20180325

Miranda, o amigo que fazia qualquer um se sentir especial

E foi-se o Miranda. Tudo o que eu queria dizer sobre ele foi escrito pelo Barcinksi e pelo Matias. Que a música brasileira teria tomado outro rumo na década de 1990, não fosse o Miranda a encampar – tanto como jornalista quanto produtor – a renovação no pop nacional. Que não economizava em distribuir elogios e conseguia fazer cada alvo de sua generosidade se sentir especial de um jeito único. Que qualquer um que teve a graça de conhecê-lo vai lembrar de alguma história vivida com ou por ele para contar.

Em agosto de 1994, o Miranda já era “o” Miranda e eu não passava de um jacu formado há um ano em Jornalismo. Trabalhava em uma entidade patronal e continuava a fazer o fanzine com que havia obtido o diploma na profissão. O emprego pagava as contas. O hobby alimentava a ambição de fazer parte da imprensa musical, renovada a cada vez que eu ia ao correio enviar a nova edição às pessoas das quais eu sonhava em me tornar colega – Miranda incluso.

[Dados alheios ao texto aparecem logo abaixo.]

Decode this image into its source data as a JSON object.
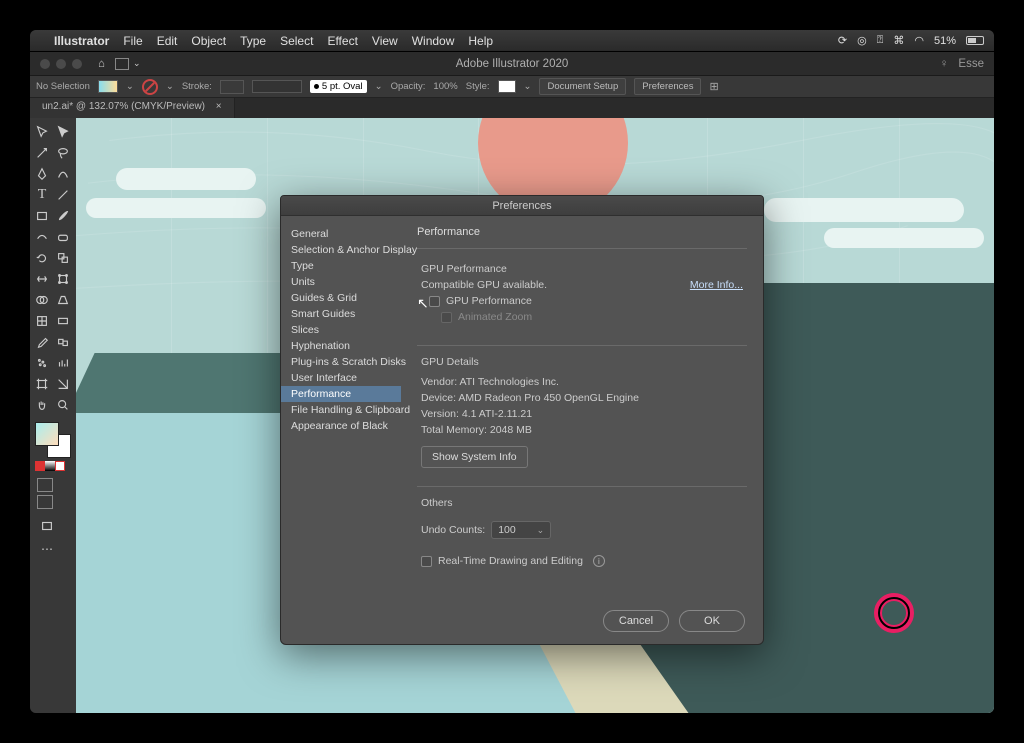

Foi quando a prefeitura de Belo Horizonte inventou um festival chamado BH Rock Independent Fest (BHRIF). Fiquei muito a fim de ir. Liguei para lá, expliquei que era um representante da “mídia independente” e, como tal, dependia da caridade alheia. Seria possível me ajudarem de algum jeito? Responderam que não tinham como bancar as passagens, apenas a estadia. Já servia. Meti um atestado no serviço, peguei um ônibus de Florianópolis para Curitiba, outro de Curitiba para a capital mineira e, 22 horas depois, desembarquei no terminal rodoviário Governador Israel Pinheiro.

A organização cumpriu o combinado e me alojou em um baita hotel no bairro Savassi, o mesmo em que estavam hospedadas as atrações, gente da indústria fonográfica e repórteres do eixo Rio-São Paulo. Logo no primeiro dia, avistei aquele então cabeludo inconfundível, que eu só conhecia por fotos. Morrendo de medo de levar um gelo, cheguei perto e me identifiquei. “Bah, velhinho, tu é f*! Fica aqui comigo, vou te apresentar para um pessoal”, recebi em troca. O Miranda nunca tinha me visto antes e já me tratava como se fôssemos amigos desde sempre.

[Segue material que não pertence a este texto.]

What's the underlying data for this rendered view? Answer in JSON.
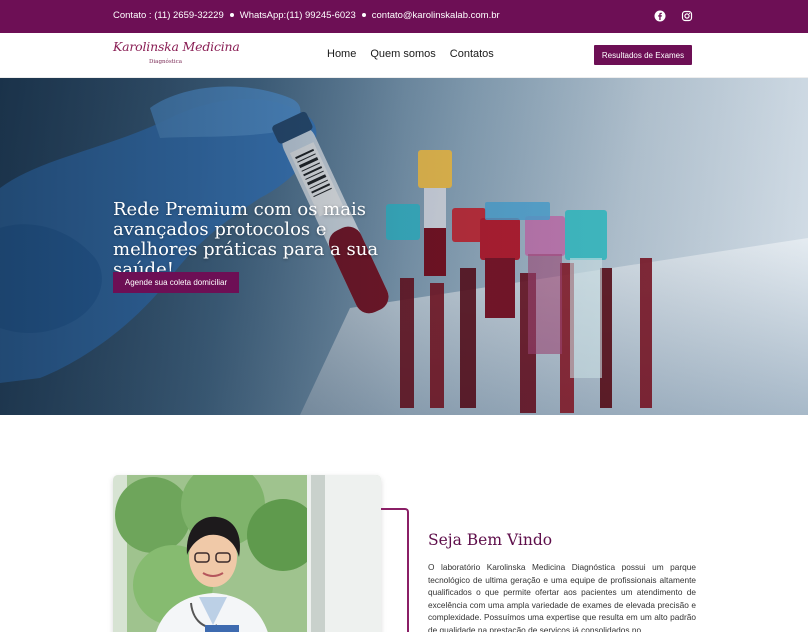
{
  "topbar": {
    "phone": "Contato : (11) 2659-32229",
    "whatsapp": "WhatsApp:(11) 99245-6023",
    "email": "contato@karolinskalab.com.br",
    "social": [
      "facebook-icon",
      "instagram-icon"
    ]
  },
  "brand": {
    "logo_script": "Karolinska Medicina",
    "logo_sub": "Diagnóstica",
    "primary_color": "#6d0f55"
  },
  "nav": {
    "items": [
      "Home",
      "Quem somos",
      "Contatos"
    ],
    "cta": "Resultados de Exames"
  },
  "hero": {
    "title": "Rede Premium com os mais avançados protocolos e melhores práticas para a sua saúde!",
    "button": "Agende sua coleta domiciliar"
  },
  "welcome": {
    "title": "Seja Bem Vindo",
    "text": "O laboratório Karolinska Medicina Diagnóstica possui um parque tecnológico de ultima geração e uma equipe de profissionais altamente qualificados o que permite ofertar aos pacientes um atendimento de excelência com uma ampla variedade de exames de elevada precisão e complexidade. Possuímos uma expertise que resulta em um alto padrão de qualidade na prestação de serviços já consolidados no"
  }
}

E assim foi até o final do festival: eu do lado dele e ele me anunciando a músicos e jornalistas como a última coca-cola do engradado. Na última noite, Miranda perguntou para onde eu ia. Respondi que iria voltar para Florianópolis. “Nada disso”, cortou ele. “Tem um ônibus fretado para a turma de São Paulo, tu vai junto e fica lá em casa.” Foram mais três dias rodando por redações e estúdios, com Miranda exagerando sobre minhas qualidades. Na despedida, o conselho: “Tu tem que vir para cá.”

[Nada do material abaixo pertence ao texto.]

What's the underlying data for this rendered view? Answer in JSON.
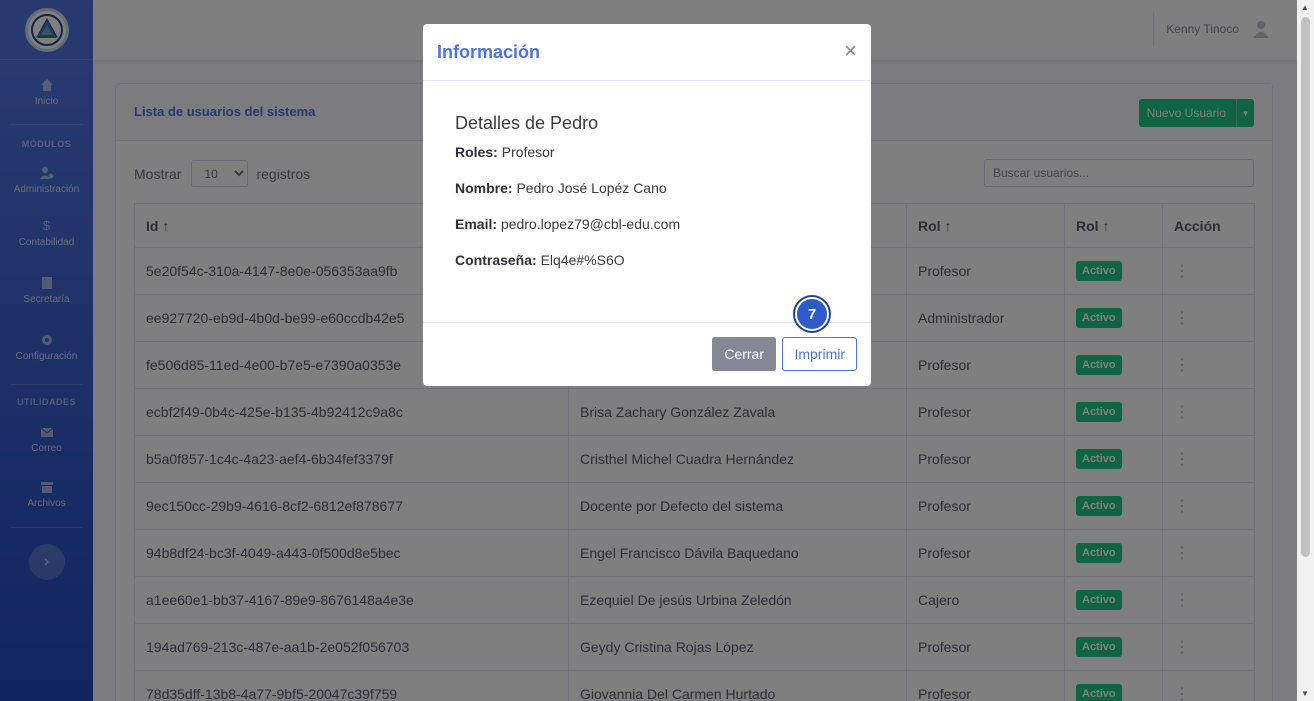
{
  "user": {
    "name": "Kenny Tinoco",
    "icon": "user-icon"
  },
  "sidebar": {
    "items": [
      {
        "label": "Inicio",
        "icon": "home-icon"
      },
      {
        "heading": "MÓDULOS"
      },
      {
        "label": "Administración",
        "icon": "users-cog-icon"
      },
      {
        "label": "Contabilidad",
        "icon": "dollar-icon"
      },
      {
        "label": "Secretaría",
        "icon": "document-icon"
      },
      {
        "label": "Configuración",
        "icon": "gear-icon"
      },
      {
        "heading": "UTILIDADES"
      },
      {
        "label": "Correo",
        "icon": "envelope-icon"
      },
      {
        "label": "Archivos",
        "icon": "archive-icon"
      }
    ],
    "toggle_icon": "chevron-right-icon"
  },
  "card": {
    "title": "Lista de usuarios del sistema",
    "new_button": "Nuevo Usuario",
    "show_label": "Mostrar",
    "show_value": "10",
    "records_label": "registros",
    "search_placeholder": "Buscar usuarios..."
  },
  "table": {
    "headers": [
      "Id ↑",
      "",
      "Rol ↑",
      "Rol ↑",
      "Acción"
    ],
    "rows": [
      {
        "id": "5e20f54c-310a-4147-8e0e-056353aa9fb",
        "name": "",
        "role": "Profesor",
        "status": "Activo"
      },
      {
        "id": "ee927720-eb9d-4b0d-be99-e60ccdb42e5",
        "name": "",
        "role": "Administrador",
        "status": "Activo"
      },
      {
        "id": "fe506d85-11ed-4e00-b7e5-e7390a0353e",
        "name": "",
        "role": "Profesor",
        "status": "Activo"
      },
      {
        "id": "ecbf2f49-0b4c-425e-b135-4b92412c9a8c",
        "name": "Brisa Zachary González Zavala",
        "role": "Profesor",
        "status": "Activo"
      },
      {
        "id": "b5a0f857-1c4c-4a23-aef4-6b34fef3379f",
        "name": "Cristhel Michel Cuadra Hernández",
        "role": "Profesor",
        "status": "Activo"
      },
      {
        "id": "9ec150cc-29b9-4616-8cf2-6812ef878677",
        "name": "Docente por Defecto del sistema",
        "role": "Profesor",
        "status": "Activo"
      },
      {
        "id": "94b8df24-bc3f-4049-a443-0f500d8e5bec",
        "name": "Engel Francisco Dávila Baquedano",
        "role": "Profesor",
        "status": "Activo"
      },
      {
        "id": "a1ee60e1-bb37-4167-89e9-8676148a4e3e",
        "name": "Ezequiel De jesús Urbina Zeledón",
        "role": "Cajero",
        "status": "Activo"
      },
      {
        "id": "194ad769-213c-487e-aa1b-2e052f056703",
        "name": "Geydy Cristina Rojas López",
        "role": "Profesor",
        "status": "Activo"
      },
      {
        "id": "78d35dff-13b8-4a77-9bf5-20047c39f759",
        "name": "Giovannia Del Carmen Hurtado",
        "role": "Profesor",
        "status": "Activo"
      }
    ]
  },
  "modal": {
    "title": "Información",
    "close_symbol": "×",
    "detail_title": "Detalles de Pedro",
    "fields": [
      {
        "label": "Roles:",
        "value": "Profesor"
      },
      {
        "label": "Nombre:",
        "value": "Pedro José Lopéz Cano"
      },
      {
        "label": "Email:",
        "value": "pedro.lopez79@cbl-edu.com"
      },
      {
        "label": "Contraseña:",
        "value": "Elq4e#%S6O"
      }
    ],
    "close_button": "Cerrar",
    "print_button": "Imprimir"
  },
  "step_marker": "7",
  "colors": {
    "primary": "#4e73df",
    "success": "#1cc88a",
    "secondary": "#858796"
  }
}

Seis meses depois, eu estava de mudança para São Paulo – e lá estava Miranda, disposto a ajudar a me estabelecer. Ligava para um, marcava reunião com outro, dizia que um chapa dele de Floripa estava procurando trampo e que quem me desse uma chance não iria se arrepender. Com o tempo, nossos encontros rarearam, mas quando rolavam parecia que não fazia nem uma semana que a gente não se via. Inclusive na Ilha, onde ele vinha com certa frequência visitar a mãe em Jurerê.

Com Miranda, além de uma deliciosa receita de molho de tomate que sigo até hoje, aprendi para que serve dinheiro. “Compra um monte de gibi, disco, livro. Quando tu não tiver grana, fica em casa lendo e ouvindo tudo”, dizia. Também descobri que ser torto não significa preferir a empulhação ao talento. “A gente é maluco, mas gosta de coisa boa”, ensinava ele, com a tranquilidade de quem fez de “só alegria” e “excelente” os seus bordões. Obrigado, velhinho!